Estudante do acaso

Mesmo com a vida acadêmica de férias, sempre tem estudantes perdidos por aí. Andando com as mesmas mochilas, cadernos, livros e um fone pendurado. A caminho do trabalho, uma jovem, bonita, me pergunta se o ônibus vai para a universidade. Respondo que sim e volto a ouvir minhas músicas baderneiras, que, na verdade, não passam de uma bela playlist love songs internacional dos anos 90, daquelas que anunciavam uma coletânea em cd, no intervalo da novela das oito, que sempre começava as nove.

 Entre um “Listen to your heart” de Roxette e “I miss you” de Haddaway, sou cutucado novamente pela jovem.

“Você pode pagar a passagem pra mim?”

Penso, mas não consigo refletir porque ela não pode pagar a própria passagem.

“Meu cartão está zerado. Não tenho dinheiro”

“Tudo bem.”

“Eu te faço um pix com o valor da passagem.”

“Beleza. É o meu telefone.”

Dou meu número para receber o valor devido e sou novamente interrompido.

“Você pode rotear a internet? Não estou conseguindo acessar os dados móveis.”

“Olha, deixa pra lá. Não precisa me pagar, tá bom? Tá tudo certo.”

“Vou pagar sim, assim que eu conseguir, lhe envio um WhatsApp com o comprovante.”

Perdi as duas músicas, me resta a terceira e última canção durante o trajeto curto entre a rodoviária e a universidade. Desta vez, para fechar o ápice da viagem aumento o volume para viajar nas imagens de “Heaven” de Bryan Adams, minha mãe dizia que essa era a música de dançar coladinho no baile, quem sabe eu fui confeccionado através dessas músicas, talvez isso explique o interesse.  

“Esse ônibus passa onde?”

“Como assim?”

“Eu preciso ir no ICC.”

“Qual local? É o maior prédio, tem um quilômetro e meio.”

“Eu não sei.”

“Então desce na parte sul e atravessa andando por dentro, aproveita e admira os jardins internos.”

A cobradora, acompanhando o dialogo, se intromete.

“Não tem nada de bonito na universidade.”

A conversa nem lhe dizia respeito e ninguém lhe havia solicitado sua opinião.

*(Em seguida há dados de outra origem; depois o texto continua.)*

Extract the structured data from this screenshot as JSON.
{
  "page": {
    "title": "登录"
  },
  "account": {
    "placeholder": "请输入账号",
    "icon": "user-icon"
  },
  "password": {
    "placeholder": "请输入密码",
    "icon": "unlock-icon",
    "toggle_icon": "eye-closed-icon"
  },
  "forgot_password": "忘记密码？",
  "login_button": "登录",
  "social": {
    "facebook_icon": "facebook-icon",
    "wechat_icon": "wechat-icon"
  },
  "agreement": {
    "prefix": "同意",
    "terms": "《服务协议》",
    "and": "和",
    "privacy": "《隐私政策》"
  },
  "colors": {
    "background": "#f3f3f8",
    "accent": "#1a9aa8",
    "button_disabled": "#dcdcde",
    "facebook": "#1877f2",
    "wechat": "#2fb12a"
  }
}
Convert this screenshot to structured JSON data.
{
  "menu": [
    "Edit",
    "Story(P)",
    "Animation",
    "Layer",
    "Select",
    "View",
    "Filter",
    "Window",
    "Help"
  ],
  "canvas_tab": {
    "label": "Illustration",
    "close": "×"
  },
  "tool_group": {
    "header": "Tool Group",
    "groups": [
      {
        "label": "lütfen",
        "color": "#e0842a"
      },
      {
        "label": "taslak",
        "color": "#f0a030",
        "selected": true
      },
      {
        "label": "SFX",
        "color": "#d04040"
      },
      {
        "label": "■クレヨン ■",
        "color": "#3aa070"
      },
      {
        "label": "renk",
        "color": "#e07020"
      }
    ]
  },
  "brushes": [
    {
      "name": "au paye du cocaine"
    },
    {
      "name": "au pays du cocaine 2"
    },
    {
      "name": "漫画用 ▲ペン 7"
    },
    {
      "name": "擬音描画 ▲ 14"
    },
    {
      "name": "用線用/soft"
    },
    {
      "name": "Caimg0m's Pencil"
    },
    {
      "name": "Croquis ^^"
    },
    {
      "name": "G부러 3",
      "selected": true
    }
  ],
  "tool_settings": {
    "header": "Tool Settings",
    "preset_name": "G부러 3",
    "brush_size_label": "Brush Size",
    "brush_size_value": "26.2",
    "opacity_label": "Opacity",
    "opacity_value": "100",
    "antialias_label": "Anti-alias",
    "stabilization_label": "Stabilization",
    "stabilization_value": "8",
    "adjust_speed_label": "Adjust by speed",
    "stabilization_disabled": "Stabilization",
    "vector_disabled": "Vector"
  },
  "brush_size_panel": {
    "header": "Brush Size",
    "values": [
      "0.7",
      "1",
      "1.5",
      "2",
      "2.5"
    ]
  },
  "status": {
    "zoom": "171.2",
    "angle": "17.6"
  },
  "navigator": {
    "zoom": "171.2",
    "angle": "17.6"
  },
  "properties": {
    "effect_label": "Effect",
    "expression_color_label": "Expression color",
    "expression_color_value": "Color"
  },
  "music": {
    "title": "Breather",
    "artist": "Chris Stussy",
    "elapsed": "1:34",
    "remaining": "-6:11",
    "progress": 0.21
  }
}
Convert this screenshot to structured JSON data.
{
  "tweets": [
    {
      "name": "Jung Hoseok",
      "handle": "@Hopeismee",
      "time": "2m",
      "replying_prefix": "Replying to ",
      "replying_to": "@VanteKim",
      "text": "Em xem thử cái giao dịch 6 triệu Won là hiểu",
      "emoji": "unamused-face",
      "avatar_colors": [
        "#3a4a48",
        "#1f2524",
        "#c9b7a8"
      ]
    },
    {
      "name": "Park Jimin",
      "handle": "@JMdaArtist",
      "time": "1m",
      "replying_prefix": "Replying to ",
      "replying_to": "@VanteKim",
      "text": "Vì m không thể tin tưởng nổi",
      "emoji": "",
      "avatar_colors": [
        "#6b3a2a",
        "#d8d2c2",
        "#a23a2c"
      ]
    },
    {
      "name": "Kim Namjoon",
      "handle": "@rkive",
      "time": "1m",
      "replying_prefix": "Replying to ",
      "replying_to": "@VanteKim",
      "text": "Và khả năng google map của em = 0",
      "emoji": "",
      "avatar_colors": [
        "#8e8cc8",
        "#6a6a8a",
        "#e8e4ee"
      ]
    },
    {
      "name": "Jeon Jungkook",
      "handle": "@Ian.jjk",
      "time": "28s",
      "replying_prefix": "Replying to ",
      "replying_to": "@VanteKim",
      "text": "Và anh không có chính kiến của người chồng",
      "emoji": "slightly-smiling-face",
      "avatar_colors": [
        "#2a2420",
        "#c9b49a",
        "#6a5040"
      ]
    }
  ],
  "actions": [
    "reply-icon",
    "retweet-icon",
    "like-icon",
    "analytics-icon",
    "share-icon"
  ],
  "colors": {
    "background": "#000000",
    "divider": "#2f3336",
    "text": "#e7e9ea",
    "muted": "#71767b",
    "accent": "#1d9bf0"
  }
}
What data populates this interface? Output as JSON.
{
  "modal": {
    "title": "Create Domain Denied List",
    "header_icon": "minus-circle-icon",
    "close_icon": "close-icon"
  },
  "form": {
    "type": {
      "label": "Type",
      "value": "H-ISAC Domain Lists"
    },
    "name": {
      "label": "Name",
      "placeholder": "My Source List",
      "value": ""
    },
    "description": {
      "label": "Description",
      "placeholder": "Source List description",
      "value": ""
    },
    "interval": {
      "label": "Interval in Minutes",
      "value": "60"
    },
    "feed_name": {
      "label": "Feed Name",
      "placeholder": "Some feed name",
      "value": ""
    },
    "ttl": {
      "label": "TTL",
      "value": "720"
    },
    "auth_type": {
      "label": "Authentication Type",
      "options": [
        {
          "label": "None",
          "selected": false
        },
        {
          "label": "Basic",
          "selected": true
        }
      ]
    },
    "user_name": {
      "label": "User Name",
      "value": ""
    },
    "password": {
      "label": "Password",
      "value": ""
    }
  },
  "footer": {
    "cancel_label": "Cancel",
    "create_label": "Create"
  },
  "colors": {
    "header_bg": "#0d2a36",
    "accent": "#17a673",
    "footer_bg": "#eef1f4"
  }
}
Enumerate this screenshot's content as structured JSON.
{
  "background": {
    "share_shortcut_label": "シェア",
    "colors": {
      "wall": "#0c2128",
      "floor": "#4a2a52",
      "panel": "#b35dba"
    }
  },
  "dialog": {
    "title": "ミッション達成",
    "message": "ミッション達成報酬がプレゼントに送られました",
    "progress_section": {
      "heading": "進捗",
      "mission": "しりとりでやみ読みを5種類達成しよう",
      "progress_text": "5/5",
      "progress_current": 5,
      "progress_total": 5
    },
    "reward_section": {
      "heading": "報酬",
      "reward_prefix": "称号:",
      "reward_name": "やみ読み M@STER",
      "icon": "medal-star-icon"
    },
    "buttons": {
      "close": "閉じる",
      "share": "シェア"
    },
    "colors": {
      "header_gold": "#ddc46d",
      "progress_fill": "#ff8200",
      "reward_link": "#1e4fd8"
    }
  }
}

“Desça do ônibus a senhora também e caminhe, algum espaço lhe agradará.”

Respondi com educação, mas o cão raivoso que habita dentro de mim estava doido para dar um passa fora naquela mexeriqueira. Eu gosto de ouvir conversa, mas não opino na vida de ninguém. Bom ou ruim, é tudo uma questão de ponto de vista. Talvez por ela estar sempre do lado do sol durante a tarde, lhe incomode trabalhar nesta rota, mas talvez ela apenas não goste por uma construção de estigma que lhe foi empurrada. Certo ou não, cabe a cada um escolher e respeitar a visão do outro. 

Por fim, desço no meu ponto sem ouvir a terceira última música, nada mais pode me tirar o foco de chegar no trabalho.

“Oi? Licença?”

Olho para trás, lá está a menina, deve ser algum tipo de espiã ou uma jagunça da Francineide, uma garota que não beijei na quarta série e que me prometeu uma surra por não cumprir o combinado.

“Por que você desceu nesse ponto? Era no próximo.”

“Você deixou seu casaco no ônibus.”

Pego pelo acaso, agradeço, convido para um café na repartição, pelo jeito, a moça ainda iria me pedir mais alguma coisa, melhor seria bater o ponto e sentar um pouco.